From fullness to emptiness back to fullness

I’m Rianna. 

The youngest of five children. 

My siblings are Annie, Marta, Mason and Celine. They are my role models and the highlights of my family gatherings. 

As a child, my life was filled with the usual naivety of a coddled little girl. My days were occupied with fun, joy, laughter and love. But on March 28th, 2012, I became empty. I was 14 years old. I had gone to bed with braids in my hair in order to have an effortlessly wavy look the next day at school. In the wee hours of the morning, I awoke abruptly to the sound of my mother sobbing in my brother’s room, the room next to mine. I fearfully went to see what had happened. I quickly learned that my sister Celine had died. All my joy left my body. My brother earnestly proceeded to call my sisters to announce the news. I went downstairs to join the sad group of my parents and the officers who had come to bear us this. Then I went back to bed like nothing had happened. The next day, I bused to school with my effortlessly wavy hair. Once I arrived, I couldn’t help but cry and tell my friends what had happened, and my dad eventually came to pick me up. The rest of that week is a blur. All I remember is my sister’s lifeless, wax-figure looking body lying in a funeral home down the street from where we lived. Most of my life has felt lifeless since. You never think you’ll lose someone until you do. 

Celine’s life came to a close when she was 23 in a car accident. When her life ended, I began trying to relive her. I wanted to absorb her into my being so that I could never lose her again. Instead of grieving her, I began to study her and her life to learn as much as I could about her in order to use this knowledge to guide my own life. Anything that I could learn, I would. I’d hangout with her friends. Listen to her music. Read her books and her journals. Move to cities she had lived in. Go to schools she had gone to. Anything to feel close to her. If she couldn’t live anymore, I would live for her. And in this I lost myself.

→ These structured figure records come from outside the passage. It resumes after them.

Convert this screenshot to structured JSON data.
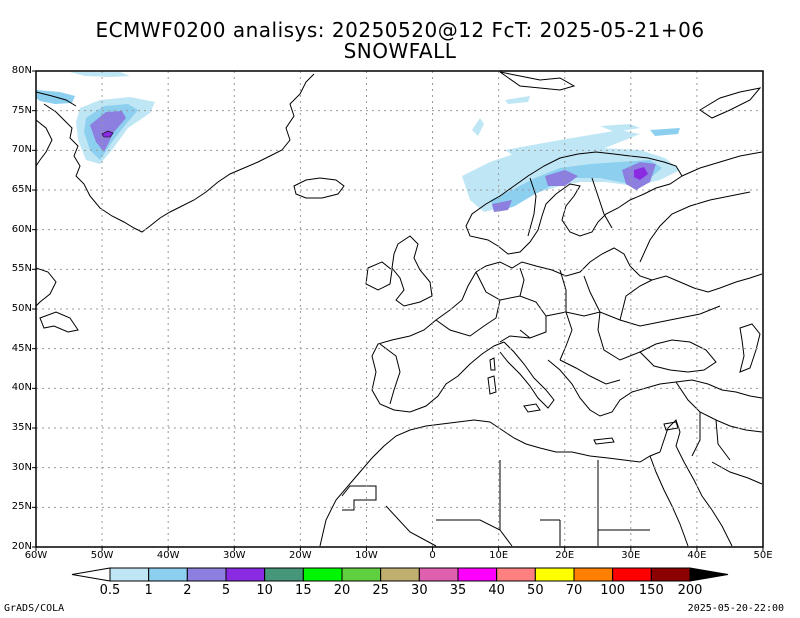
{
  "title_line1": "ECMWF0200 analisys: 20250520@12 FcT: 2025-05-21+06",
  "title_line2": "SNOWFALL",
  "lat_labels": [
    "80N",
    "75N",
    "70N",
    "65N",
    "60N",
    "55N",
    "50N",
    "45N",
    "40N",
    "35N",
    "30N",
    "25N",
    "20N"
  ],
  "lon_labels": [
    "60W",
    "50W",
    "40W",
    "30W",
    "20W",
    "10W",
    "0",
    "10E",
    "20E",
    "30E",
    "40E",
    "50E"
  ],
  "colorbar": {
    "labels": [
      "0.5",
      "1",
      "2",
      "5",
      "10",
      "15",
      "20",
      "25",
      "30",
      "35",
      "40",
      "50",
      "70",
      "100",
      "150",
      "200"
    ],
    "colors": [
      "#ffffff",
      "#bfe6f5",
      "#8ccfef",
      "#8c7fe0",
      "#8a2be2",
      "#46967a",
      "#00f500",
      "#5fd040",
      "#c0b070",
      "#e060b0",
      "#ff00ff",
      "#ff8080",
      "#ffff00",
      "#ff8000",
      "#ff0000",
      "#8b0000",
      "#000000"
    ]
  },
  "snow_colors": {
    "light": "#bfe6f5",
    "medium": "#8ccfef",
    "heavy": "#8c7fe0",
    "very_heavy": "#8a2be2"
  },
  "footer_left": "GrADS/COLA",
  "footer_right": "2025-05-20-22:00"
}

I was seeking well-being by trying to be like my sister. Unsurprisingly, that didn’t work. Then I started to seek it out in others, in myself, in experiences.  Now, I develop my well-being in a multitude of ways that contribute to my health. I also discover new ways every day.

Well-being to me is doing yoga in my living room with some incense burning in the back, it’s walking home from school as the sun sets while listening to my favorite songs, it’s dancing in my kitchen to throwback songs with my friends, it’s family board game nights, it’s cuddling with the person I love. It’s indulging in everything it means to be alive and young, like my sister did when she was around.

After what happened to me when I was 14, I never thought I’d be well again. But I’m able to find moments of well-being in all of my days. That’s what makes them worth living. Even though my sister is gone, I’m still here and I can explore what gives me delight. I have to. We all have to.